The situation we are in would naturally make some of us suicidal, but where there are people in the diocese who see this they either don’t say so or perhaps don’t quite ‘realise’ what they see.

This week we had one of the regular meetings of the Rural Deans for the northern half of the diocese. We asked about the purpose of the Candlemas Convocation and it seems I’d got the answer about right: there is an increasingly urgent message about radical change which needs to be communicated, heard and followed up. In fifteen years time, the projected number of stipendiary posts isn’t the ‘a hundred good new-style incumbents’ of The Way Ahead but something either side of half that number. At the same time, the effect of cumulative changes in attitudes in society, the use of Sunday, and the financial costs of our present structures are among many things which will make our traditional provision unsustainable anyway.

Surprise was expressed that some of us suggested that middle aged clergy felt under threat (would there be a job for us at all or which we could do in fifteen years time?) or failures (the level of collapse in numbers and structures is unfolding on our watch) or vulnerable (with everything from new competence procedures to the suspicion that there might not now be an adequate pension on which to retire).
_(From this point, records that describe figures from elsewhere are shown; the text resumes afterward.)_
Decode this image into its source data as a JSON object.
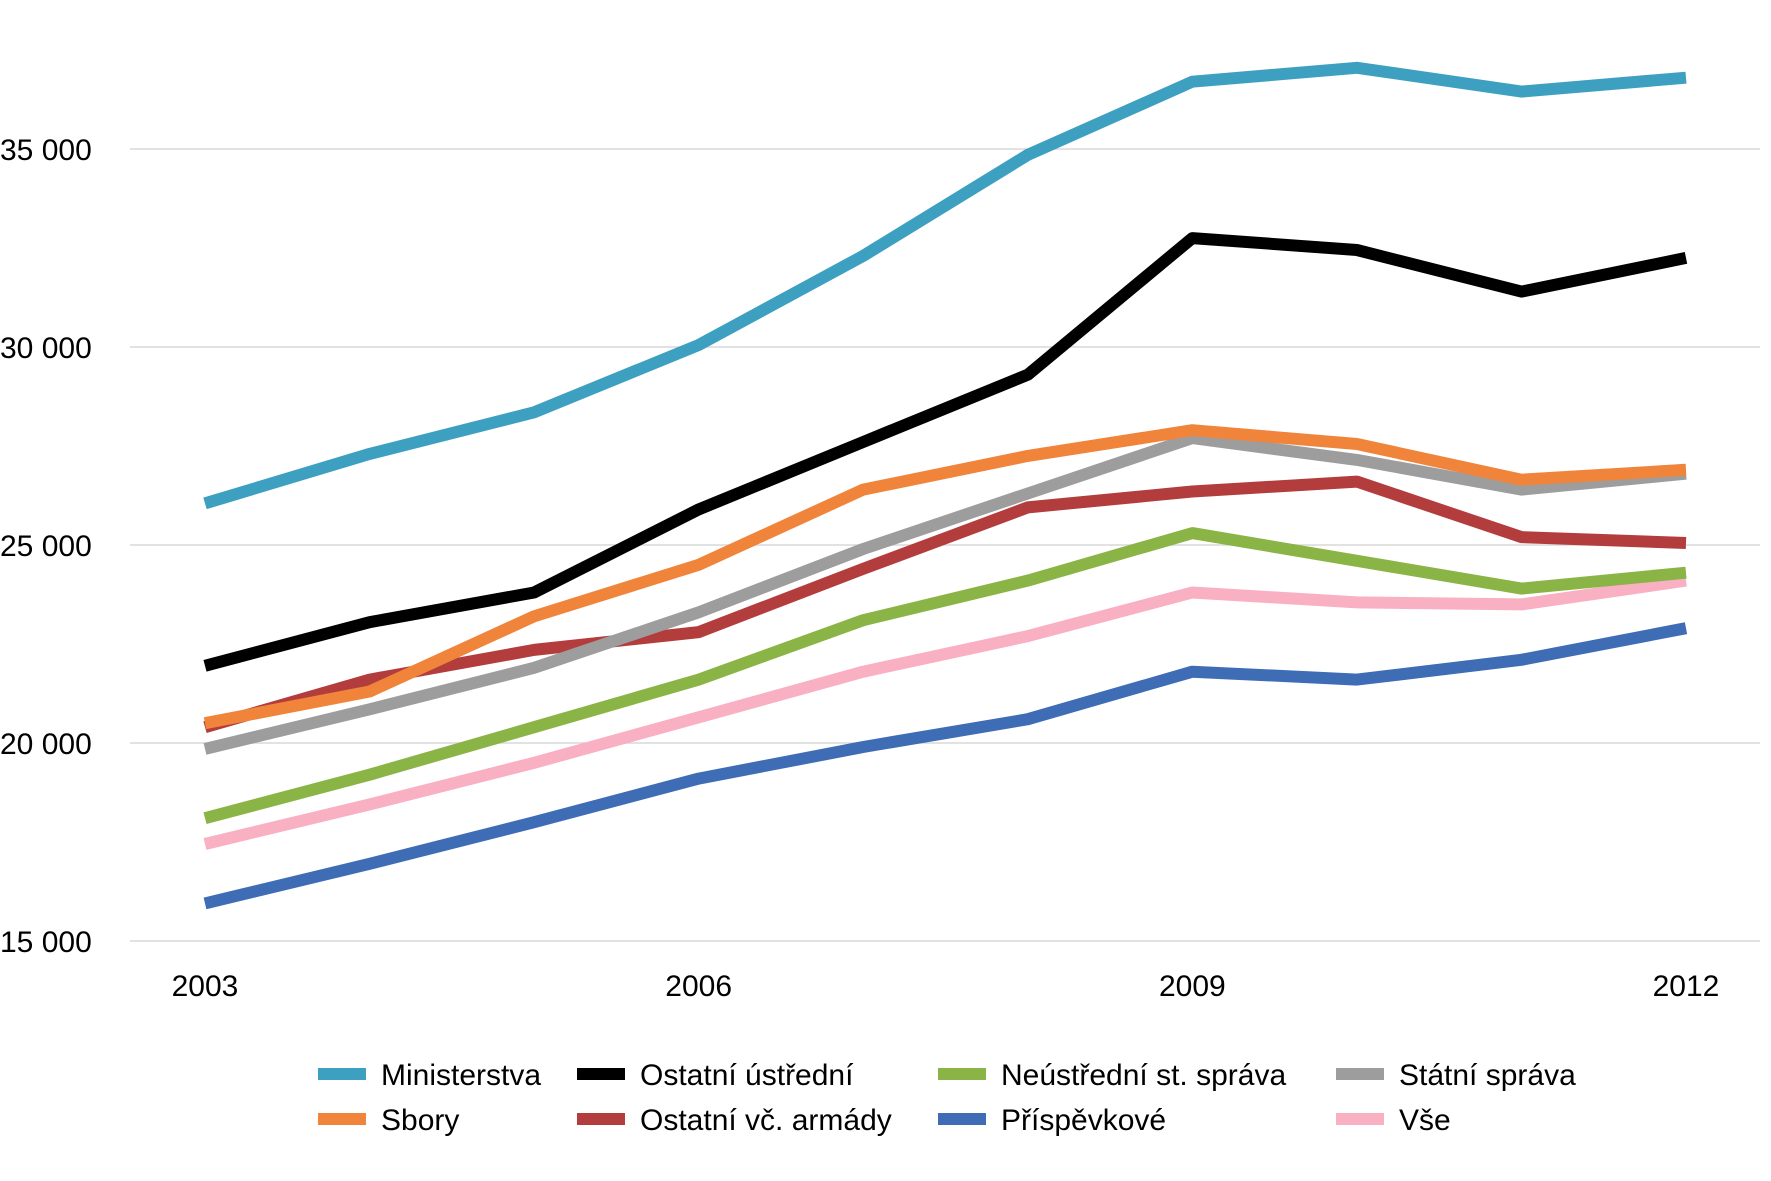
{
  "chart_data": {
    "type": "line",
    "title": "",
    "xlabel": "",
    "ylabel": "",
    "x": [
      2003,
      2004,
      2005,
      2006,
      2007,
      2008,
      2009,
      2010,
      2011,
      2012
    ],
    "x_tick_labels": [
      "2003",
      "2006",
      "2009",
      "2012"
    ],
    "x_tick_values": [
      2003,
      2006,
      2009,
      2012
    ],
    "y_ticks": [
      15000,
      20000,
      25000,
      30000,
      35000
    ],
    "y_tick_labels": [
      "15 000",
      "20 000",
      "25 000",
      "30 000",
      "35 000"
    ],
    "ylim": [
      15000,
      38000
    ],
    "grid": true,
    "legend_position": "bottom",
    "series": [
      {
        "name": "Ministerstva",
        "color": "#3ea0c0",
        "values": [
          26050,
          27300,
          28350,
          30050,
          32300,
          34850,
          36700,
          37050,
          36450,
          36800
        ]
      },
      {
        "name": "Ostatní ústřední",
        "color": "#000000",
        "values": [
          21950,
          23050,
          23800,
          25900,
          27600,
          29300,
          32750,
          32450,
          31400,
          32250
        ]
      },
      {
        "name": "Neústřední st. správa",
        "color": "#8bb446",
        "values": [
          18100,
          19200,
          20400,
          21600,
          23100,
          24100,
          25300,
          24600,
          23900,
          24300
        ]
      },
      {
        "name": "Státní správa",
        "color": "#9d9d9d",
        "values": [
          19850,
          20850,
          21900,
          23300,
          24900,
          26300,
          27700,
          27150,
          26400,
          26800
        ]
      },
      {
        "name": "Sbory",
        "color": "#f0843b",
        "values": [
          20500,
          21300,
          23200,
          24500,
          26400,
          27250,
          27900,
          27550,
          26650,
          26900
        ]
      },
      {
        "name": "Ostatní vč. armády",
        "color": "#b33c3d",
        "values": [
          20400,
          21600,
          22350,
          22800,
          24400,
          25950,
          26350,
          26600,
          25200,
          25050
        ]
      },
      {
        "name": "Příspěvkové",
        "color": "#3e6cb5",
        "values": [
          15950,
          16950,
          18000,
          19100,
          19900,
          20600,
          21800,
          21600,
          22100,
          22900
        ]
      },
      {
        "name": "Vše",
        "color": "#f8b0c2",
        "values": [
          17450,
          18450,
          19500,
          20650,
          21800,
          22700,
          23800,
          23550,
          23500,
          24100
        ]
      }
    ],
    "legend_order": [
      [
        "Ministerstva",
        "Ostatní ústřední",
        "Neústřední st. správa",
        "Státní správa"
      ],
      [
        "Sbory",
        "Ostatní vč. armády",
        "Příspěvkové",
        "Vše"
      ]
    ]
  }
}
We were reassured that the main Convocation messages were precisely that the projected shortage of clergy would mean we would be in demand, the nature of the ‘paradigm shift’ around us isn’t any individual’s fault, and we should always step out in faith.

We were told about taking the Funeral of someone who had taken his own life having invested his family’s assets heavily (and on terms which required repayment over a relatively short period) in a traditionally equipped printing business just as it became apparent that the computer and digital revolution made most of such equipment and approach redundant. The conclusion was rightly drawn that we need to see the fundamental nature of the shift required of us now and act upon it. I'd have been more reassured if a further conclusion had been drawn about how some of the ones caught in this position must feel.

Having a few weeks ago got inside the joinery business in the redundant Oxford Street Mission / St Alban’s Church on the East Marsh, this week I took this blurred picture inside the removal business in the redundant St Barnabas’ Church which is next door to the Grimsby Royal Mail offices in an area depopulated in the 1960s; there are already over a dozen places in the Deanery where the Church of England has closed a church from St Mary’s in the town centre (demolished in the eighteenth century) to St Matthew’s, Fairfield (demolished this year).